Is there anything that the BBC does that is fit for purpose?
Last year, an employment tribunal found that the Corporation’s most senior management had treated disgracefully John Linwood, its ex-chief technical officer who had been ignominiously fired and cast as incompetent. He was blamed for a disastrous attempt at creating a new BBC digital archiving System.
“It makes forensically clear that due process was completely disregarded and Linwood was disgracefully and ridiculously made a scapegoat for systemic, multiple management failure within the very highest echelons of the BBC.”
The tribunal specifically attacked the BBC’s disciplinary procedures, which they said were ‘wholly inadequate’.
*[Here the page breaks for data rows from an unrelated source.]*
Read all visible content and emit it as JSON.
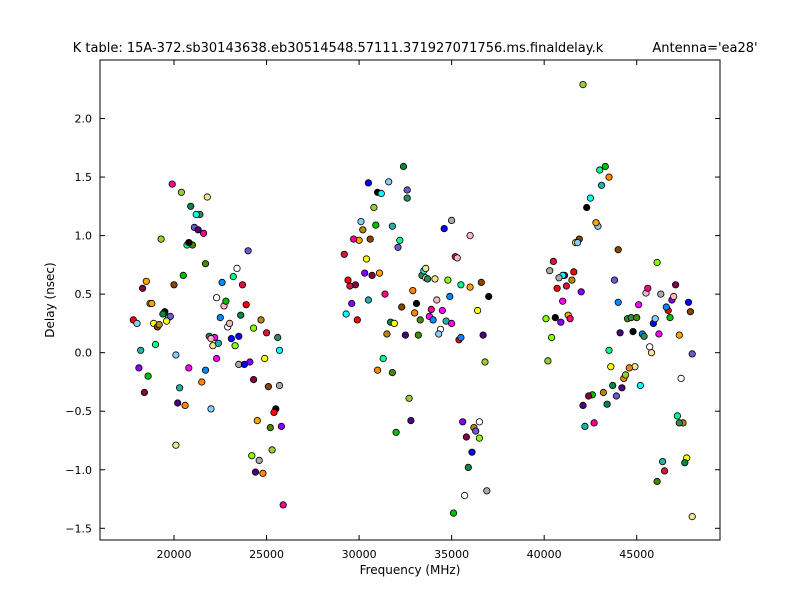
{
  "chart_data": {
    "type": "scatter",
    "title": "K table: 15A-372.sb30143638.eb30514548.57111.371927071756.ms.finaldelay.k",
    "subtitle": "Antenna='ea28'",
    "xlabel": "Frequency (MHz)",
    "ylabel": "Delay (nsec)",
    "xlim": [
      16000,
      49500
    ],
    "ylim": [
      -1.6,
      2.5
    ],
    "xticks": [
      20000,
      25000,
      30000,
      35000,
      40000,
      45000
    ],
    "yticks": [
      -1.5,
      -1.0,
      -0.5,
      0.0,
      0.5,
      1.0,
      1.5,
      2.0
    ],
    "ytick_labels": [
      "−1.5",
      "−1.0",
      "−0.5",
      "0.0",
      "0.5",
      "1.0",
      "1.5",
      "2.0"
    ],
    "grid": false,
    "marker": "circle",
    "marker_edge_color": "#000000",
    "palette": [
      "#ff0000",
      "#00c000",
      "#0000ff",
      "#00ffff",
      "#ff00ff",
      "#ffff00",
      "#ff8800",
      "#8800ff",
      "#00ff88",
      "#88ff00",
      "#ff0088",
      "#0088ff",
      "#884400",
      "#448800",
      "#880044",
      "#008844",
      "#aaaaaa",
      "#87cefa",
      "#ffb6c1",
      "#9acd32",
      "#2e8b57",
      "#ffa500",
      "#6a5acd",
      "#dc143c",
      "#20b2aa",
      "#ffffff",
      "#000000",
      "#f0e68c",
      "#b8860b",
      "#4b0082"
    ],
    "series": [
      {
        "x": [
          17800,
          18100,
          18300,
          18500,
          18700,
          18900,
          19100,
          19300,
          19500,
          19700,
          19900,
          20100,
          20300,
          20500,
          20700,
          20900,
          21100,
          21300,
          21500,
          21700,
          21900,
          22100,
          22300,
          22500,
          22700,
          22900,
          23100,
          23300,
          23500,
          23700,
          23900,
          24100,
          24300,
          24500,
          24700,
          24900,
          25100,
          25300,
          25500,
          25700,
          25900,
          18000,
          18200,
          18600,
          19000,
          19400,
          19800,
          20200,
          20600,
          21000,
          21400,
          21800,
          22200,
          22600,
          23000,
          23400,
          23800,
          24200,
          24600,
          25000,
          25400,
          25800,
          18400,
          18800,
          19200,
          19600,
          20000,
          20400,
          20800,
          21200,
          21600,
          22000,
          22400,
          22800,
          23200,
          23600,
          24000,
          24400,
          24800,
          25200,
          25600,
          20100,
          20800,
          21700,
          22000,
          22300,
          23500,
          24300,
          25700
        ],
        "y": [
          0.28,
          -0.13,
          0.55,
          0.61,
          0.42,
          0.25,
          0.22,
          0.97,
          0.35,
          0.3,
          1.44,
          -0.02,
          -0.3,
          0.66,
          0.92,
          1.25,
          1.07,
          1.05,
          -0.25,
          0.76,
          0.14,
          0.06,
          -0.05,
          0.3,
          0.4,
          0.22,
          0.12,
          0.06,
          -0.1,
          0.58,
          0.41,
          -0.08,
          -0.23,
          -0.58,
          0.28,
          -0.05,
          -0.29,
          -0.83,
          -0.48,
          0.02,
          -1.3,
          0.25,
          0.02,
          -0.2,
          0.07,
          0.33,
          0.31,
          -0.43,
          -0.45,
          0.92,
          1.18,
          1.33,
          0.13,
          0.6,
          0.25,
          0.72,
          -0.1,
          -0.88,
          -0.92,
          0.17,
          -0.51,
          -0.63,
          -0.34,
          0.42,
          0.24,
          0.27,
          0.58,
          1.37,
          0.94,
          1.18,
          1.02,
          -0.48,
          0.08,
          0.44,
          0.65,
          0.32,
          0.87,
          -1.02,
          -1.03,
          -0.64,
          0.13,
          -0.79,
          -0.13,
          -0.15,
          0.12,
          0.47,
          0.14,
          0.21,
          -0.28
        ]
      },
      {
        "x": [
          29200,
          29400,
          29600,
          29800,
          30000,
          30200,
          30400,
          30600,
          30800,
          31000,
          31200,
          31400,
          31600,
          31800,
          32000,
          32200,
          32400,
          32600,
          32800,
          33000,
          33200,
          33400,
          33600,
          33800,
          34000,
          34200,
          34400,
          34600,
          34800,
          35000,
          35200,
          35400,
          35600,
          35800,
          36000,
          36200,
          36400,
          36600,
          36800,
          37000,
          29300,
          29700,
          30100,
          30500,
          30900,
          31300,
          31700,
          32100,
          32500,
          32900,
          33300,
          33700,
          34100,
          34500,
          34900,
          35300,
          35700,
          36100,
          36500,
          36900,
          29500,
          29900,
          30300,
          30700,
          31100,
          31500,
          31900,
          32300,
          32700,
          33100,
          33500,
          33900,
          34300,
          34700,
          35100,
          35500,
          35900,
          36300,
          36700,
          31000,
          31800,
          32600,
          33600,
          35000,
          35500,
          36000,
          36500,
          30500
        ],
        "y": [
          0.84,
          0.62,
          0.42,
          0.58,
          0.96,
          1.05,
          0.8,
          0.97,
          1.24,
          1.37,
          1.36,
          0.5,
          1.46,
          1.08,
          -0.68,
          0.96,
          1.59,
          1.39,
          -0.58,
          0.34,
          0.15,
          0.66,
          0.64,
          0.31,
          0.28,
          0.45,
          0.2,
          1.06,
          0.62,
          1.13,
          0.82,
          0.11,
          -0.59,
          -0.72,
          0.56,
          -0.64,
          0.36,
          0.6,
          -0.08,
          0.48,
          0.33,
          0.97,
          1.12,
          0.45,
          1.09,
          -0.05,
          0.26,
          0.9,
          0.15,
          0.53,
          0.28,
          0.63,
          0.63,
          0.36,
          0.48,
          0.81,
          -1.22,
          -0.85,
          -0.73,
          -1.18,
          0.57,
          0.28,
          0.68,
          0.66,
          0.68,
          0.16,
          0.25,
          0.39,
          -0.39,
          0.42,
          0.7,
          0.37,
          0.16,
          0.27,
          -1.37,
          0.58,
          -0.98,
          -0.67,
          0.15,
          -0.15,
          -0.17,
          1.32,
          0.72,
          0.25,
          0.13,
          1.0,
          -0.59,
          1.45
        ]
      },
      {
        "x": [
          40100,
          40300,
          40500,
          40700,
          40900,
          41100,
          41300,
          41500,
          41700,
          41900,
          42100,
          42300,
          42500,
          42700,
          42900,
          43100,
          43300,
          43500,
          43700,
          43900,
          44100,
          44300,
          44500,
          44700,
          44900,
          45100,
          45300,
          45500,
          45700,
          45900,
          46100,
          46300,
          46500,
          46700,
          46900,
          47100,
          47300,
          47500,
          47700,
          47900,
          40200,
          40600,
          41000,
          41400,
          41800,
          42200,
          42600,
          43000,
          43400,
          43800,
          44200,
          44600,
          45000,
          45400,
          45800,
          46200,
          46600,
          47000,
          47400,
          47800,
          40400,
          40800,
          41200,
          41600,
          42000,
          42400,
          42800,
          43200,
          43600,
          44000,
          44400,
          44800,
          45200,
          45600,
          46000,
          46400,
          46800,
          47200,
          47600,
          48000,
          42100,
          43500,
          46100,
          47300,
          48000,
          41000,
          44000
        ],
        "y": [
          0.29,
          0.7,
          0.78,
          0.55,
          0.26,
          0.66,
          0.32,
          0.62,
          0.94,
          0.97,
          2.29,
          1.24,
          1.32,
          -0.6,
          1.08,
          1.43,
          1.59,
          0.02,
          -0.28,
          -0.37,
          0.17,
          -0.22,
          0.29,
          0.3,
          -0.12,
          0.41,
          0.16,
          0.51,
          0.05,
          0.25,
          0.77,
          0.5,
          -1.01,
          0.36,
          0.45,
          0.58,
          0.15,
          -0.6,
          -0.9,
          0.35,
          -0.07,
          0.3,
          0.66,
          0.29,
          0.94,
          -0.63,
          -0.36,
          1.56,
          -0.44,
          0.62,
          -0.3,
          -0.13,
          0.3,
          0.14,
          0.0,
          0.16,
          0.39,
          0.48,
          -0.22,
          0.43,
          0.13,
          0.64,
          0.57,
          0.69,
          0.52,
          -0.37,
          1.11,
          -0.34,
          -0.12,
          0.88,
          -0.19,
          0.18,
          -0.28,
          0.55,
          0.29,
          -0.93,
          0.3,
          -0.54,
          -0.94,
          -0.01,
          -0.45,
          1.5,
          -1.1,
          -0.6,
          -1.4,
          0.44,
          0.43
        ]
      }
    ]
  }
}
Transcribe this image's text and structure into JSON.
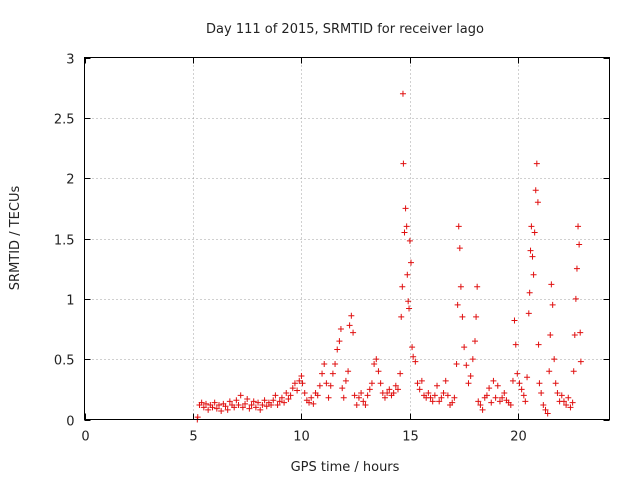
{
  "chart_data": {
    "type": "scatter",
    "title": "Day 111 of 2015, SRMTID for receiver lago",
    "xlabel": "GPS time / hours",
    "ylabel": "SRMTID / TECUs",
    "xlim": [
      0,
      24.2
    ],
    "ylim": [
      0,
      3
    ],
    "xticks": [
      "0",
      "5",
      "10",
      "15",
      "20"
    ],
    "xtick_values": [
      0,
      5,
      10,
      15,
      20
    ],
    "yticks": [
      "0",
      "0.5",
      "1",
      "1.5",
      "2",
      "2.5",
      "3"
    ],
    "ytick_values": [
      0,
      0.5,
      1,
      1.5,
      2,
      2.5,
      3
    ],
    "grid": true,
    "marker": "plus",
    "color": "#e01010",
    "series": [
      {
        "points": [
          [
            5.2,
            0.0
          ],
          [
            5.22,
            0.02
          ],
          [
            5.3,
            0.12
          ],
          [
            5.4,
            0.14
          ],
          [
            5.5,
            0.1
          ],
          [
            5.6,
            0.13
          ],
          [
            5.7,
            0.08
          ],
          [
            5.8,
            0.12
          ],
          [
            5.9,
            0.1
          ],
          [
            6.0,
            0.14
          ],
          [
            6.1,
            0.09
          ],
          [
            6.2,
            0.12
          ],
          [
            6.3,
            0.07
          ],
          [
            6.4,
            0.13
          ],
          [
            6.5,
            0.11
          ],
          [
            6.6,
            0.08
          ],
          [
            6.7,
            0.15
          ],
          [
            6.8,
            0.12
          ],
          [
            6.9,
            0.1
          ],
          [
            7.0,
            0.16
          ],
          [
            7.1,
            0.12
          ],
          [
            7.2,
            0.2
          ],
          [
            7.3,
            0.1
          ],
          [
            7.4,
            0.13
          ],
          [
            7.5,
            0.17
          ],
          [
            7.6,
            0.09
          ],
          [
            7.7,
            0.12
          ],
          [
            7.8,
            0.15
          ],
          [
            7.9,
            0.1
          ],
          [
            8.0,
            0.14
          ],
          [
            8.1,
            0.08
          ],
          [
            8.2,
            0.12
          ],
          [
            8.3,
            0.16
          ],
          [
            8.4,
            0.11
          ],
          [
            8.5,
            0.14
          ],
          [
            8.6,
            0.12
          ],
          [
            8.7,
            0.16
          ],
          [
            8.8,
            0.2
          ],
          [
            8.9,
            0.12
          ],
          [
            9.0,
            0.15
          ],
          [
            9.1,
            0.18
          ],
          [
            9.2,
            0.14
          ],
          [
            9.3,
            0.22
          ],
          [
            9.4,
            0.17
          ],
          [
            9.5,
            0.2
          ],
          [
            9.6,
            0.26
          ],
          [
            9.7,
            0.3
          ],
          [
            9.8,
            0.24
          ],
          [
            9.9,
            0.32
          ],
          [
            10.0,
            0.36
          ],
          [
            10.05,
            0.3
          ],
          [
            10.15,
            0.22
          ],
          [
            10.25,
            0.16
          ],
          [
            10.35,
            0.14
          ],
          [
            10.45,
            0.18
          ],
          [
            10.55,
            0.13
          ],
          [
            10.65,
            0.22
          ],
          [
            10.75,
            0.2
          ],
          [
            10.85,
            0.28
          ],
          [
            10.95,
            0.38
          ],
          [
            11.05,
            0.46
          ],
          [
            11.15,
            0.3
          ],
          [
            11.25,
            0.18
          ],
          [
            11.35,
            0.28
          ],
          [
            11.45,
            0.38
          ],
          [
            11.55,
            0.46
          ],
          [
            11.65,
            0.58
          ],
          [
            11.75,
            0.65
          ],
          [
            11.82,
            0.75
          ],
          [
            11.88,
            0.26
          ],
          [
            11.95,
            0.18
          ],
          [
            12.05,
            0.32
          ],
          [
            12.15,
            0.4
          ],
          [
            12.22,
            0.78
          ],
          [
            12.3,
            0.86
          ],
          [
            12.38,
            0.72
          ],
          [
            12.45,
            0.2
          ],
          [
            12.55,
            0.12
          ],
          [
            12.65,
            0.18
          ],
          [
            12.75,
            0.22
          ],
          [
            12.85,
            0.15
          ],
          [
            12.95,
            0.12
          ],
          [
            13.05,
            0.2
          ],
          [
            13.15,
            0.25
          ],
          [
            13.25,
            0.3
          ],
          [
            13.35,
            0.46
          ],
          [
            13.45,
            0.5
          ],
          [
            13.55,
            0.4
          ],
          [
            13.65,
            0.3
          ],
          [
            13.75,
            0.22
          ],
          [
            13.85,
            0.18
          ],
          [
            13.95,
            0.22
          ],
          [
            14.05,
            0.25
          ],
          [
            14.15,
            0.2
          ],
          [
            14.25,
            0.22
          ],
          [
            14.35,
            0.28
          ],
          [
            14.45,
            0.25
          ],
          [
            14.55,
            0.38
          ],
          [
            14.6,
            0.85
          ],
          [
            14.65,
            1.1
          ],
          [
            14.68,
            2.7
          ],
          [
            14.7,
            2.12
          ],
          [
            14.75,
            1.55
          ],
          [
            14.8,
            1.75
          ],
          [
            14.85,
            1.6
          ],
          [
            14.88,
            1.2
          ],
          [
            14.92,
            0.98
          ],
          [
            14.96,
            0.92
          ],
          [
            15.0,
            1.48
          ],
          [
            15.05,
            1.3
          ],
          [
            15.1,
            0.6
          ],
          [
            15.15,
            0.52
          ],
          [
            15.25,
            0.48
          ],
          [
            15.35,
            0.3
          ],
          [
            15.45,
            0.25
          ],
          [
            15.55,
            0.32
          ],
          [
            15.65,
            0.2
          ],
          [
            15.75,
            0.18
          ],
          [
            15.85,
            0.22
          ],
          [
            15.95,
            0.18
          ],
          [
            16.05,
            0.15
          ],
          [
            16.15,
            0.2
          ],
          [
            16.25,
            0.28
          ],
          [
            16.35,
            0.15
          ],
          [
            16.45,
            0.18
          ],
          [
            16.55,
            0.22
          ],
          [
            16.65,
            0.32
          ],
          [
            16.75,
            0.2
          ],
          [
            16.85,
            0.12
          ],
          [
            16.95,
            0.14
          ],
          [
            17.05,
            0.18
          ],
          [
            17.15,
            0.46
          ],
          [
            17.2,
            0.95
          ],
          [
            17.25,
            1.6
          ],
          [
            17.3,
            1.42
          ],
          [
            17.35,
            1.1
          ],
          [
            17.42,
            0.85
          ],
          [
            17.5,
            0.6
          ],
          [
            17.6,
            0.45
          ],
          [
            17.7,
            0.3
          ],
          [
            17.8,
            0.36
          ],
          [
            17.9,
            0.5
          ],
          [
            18.0,
            0.65
          ],
          [
            18.05,
            0.85
          ],
          [
            18.1,
            1.1
          ],
          [
            18.15,
            0.15
          ],
          [
            18.25,
            0.12
          ],
          [
            18.35,
            0.08
          ],
          [
            18.45,
            0.18
          ],
          [
            18.55,
            0.2
          ],
          [
            18.65,
            0.26
          ],
          [
            18.75,
            0.14
          ],
          [
            18.85,
            0.32
          ],
          [
            18.95,
            0.18
          ],
          [
            19.05,
            0.28
          ],
          [
            19.15,
            0.15
          ],
          [
            19.25,
            0.18
          ],
          [
            19.35,
            0.22
          ],
          [
            19.45,
            0.16
          ],
          [
            19.55,
            0.14
          ],
          [
            19.65,
            0.12
          ],
          [
            19.75,
            0.32
          ],
          [
            19.82,
            0.82
          ],
          [
            19.88,
            0.62
          ],
          [
            19.95,
            0.38
          ],
          [
            20.05,
            0.3
          ],
          [
            20.15,
            0.25
          ],
          [
            20.25,
            0.2
          ],
          [
            20.32,
            0.15
          ],
          [
            20.4,
            0.35
          ],
          [
            20.48,
            0.88
          ],
          [
            20.52,
            1.05
          ],
          [
            20.56,
            1.4
          ],
          [
            20.6,
            1.6
          ],
          [
            20.65,
            1.35
          ],
          [
            20.7,
            1.2
          ],
          [
            20.75,
            1.55
          ],
          [
            20.8,
            1.9
          ],
          [
            20.85,
            2.12
          ],
          [
            20.9,
            1.8
          ],
          [
            20.93,
            0.62
          ],
          [
            20.97,
            0.3
          ],
          [
            21.05,
            0.22
          ],
          [
            21.15,
            0.12
          ],
          [
            21.25,
            0.08
          ],
          [
            21.35,
            0.05
          ],
          [
            21.42,
            0.4
          ],
          [
            21.47,
            0.7
          ],
          [
            21.52,
            1.12
          ],
          [
            21.58,
            0.95
          ],
          [
            21.65,
            0.5
          ],
          [
            21.72,
            0.3
          ],
          [
            21.8,
            0.22
          ],
          [
            21.9,
            0.15
          ],
          [
            22.0,
            0.2
          ],
          [
            22.1,
            0.15
          ],
          [
            22.2,
            0.12
          ],
          [
            22.3,
            0.18
          ],
          [
            22.4,
            0.1
          ],
          [
            22.5,
            0.14
          ],
          [
            22.55,
            0.4
          ],
          [
            22.6,
            0.7
          ],
          [
            22.65,
            1.0
          ],
          [
            22.7,
            1.25
          ],
          [
            22.75,
            1.6
          ],
          [
            22.8,
            1.45
          ],
          [
            22.85,
            0.72
          ],
          [
            22.88,
            0.48
          ]
        ]
      }
    ]
  }
}
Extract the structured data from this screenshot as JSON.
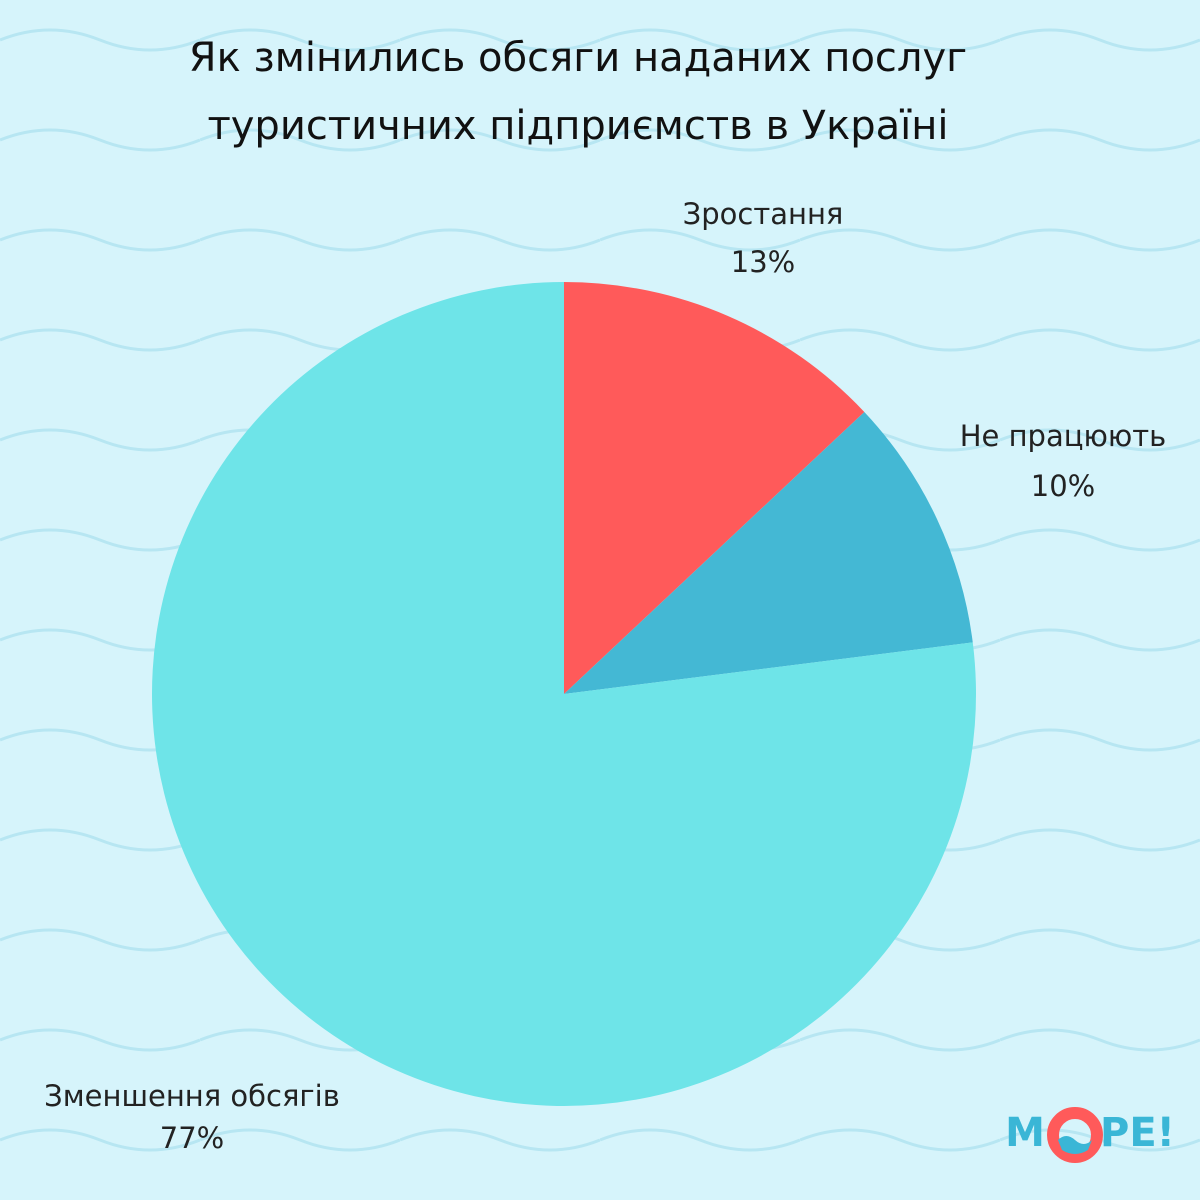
{
  "chart_data": {
    "type": "pie",
    "title": [
      "Як змінились обсяги наданих послуг",
      "туристичних підприємств в Україні"
    ],
    "categories": [
      "Зростання",
      "Не працюють",
      "Зменшення обсягів"
    ],
    "values": [
      13,
      10,
      77
    ],
    "value_labels": [
      "13%",
      "10%",
      "77%"
    ],
    "colors": [
      "#ff5a5a",
      "#44b8d4",
      "#6ee4e8"
    ],
    "logo": [
      "М",
      "РЕ!"
    ]
  }
}
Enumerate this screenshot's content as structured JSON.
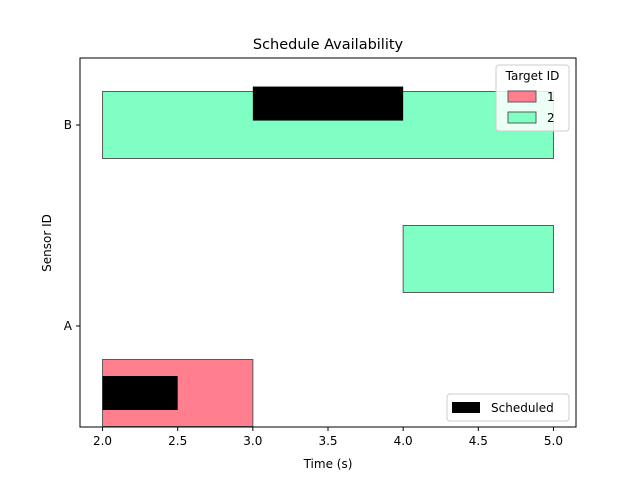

Now, begrudgingly – and only after a freedom of information request – the Corporation has revealed that its bull-headed defence of the sacking by the executive board cost licence-fee payers a whopping £498,000. That’s 3,422 licence fees down the chute defending gross incompetence. Given the weakness of the BBC’s case, this can only be described as cavalier profligacy.
And that’s not the only cost: the employment tribunal also ordered the BBC to pay Linwood compensation. The Corporation will not disclose the figure involved, but it’s likely to have been at least £80,000.
To add insult to injury, it has also emerged that Linwood’s lawyers offered to reach a settlement over the dismissal before the hearing went ahead for £50,000.
Earlier in the week, I reported that the BBC news management had rejected monitoring of EU content to ensure impartiality partly because it was regarded by David Jordan, the Director of Editorial Standards, as ‘too expensive’.
The costs involved in the Linwood ruling show how disastrously out of kilter the BBC’s priorities are. Transparency in the measurement of impartiality? That doesn’t matter a fig. Its only true purpose is the bloody-minded defence of its own interests.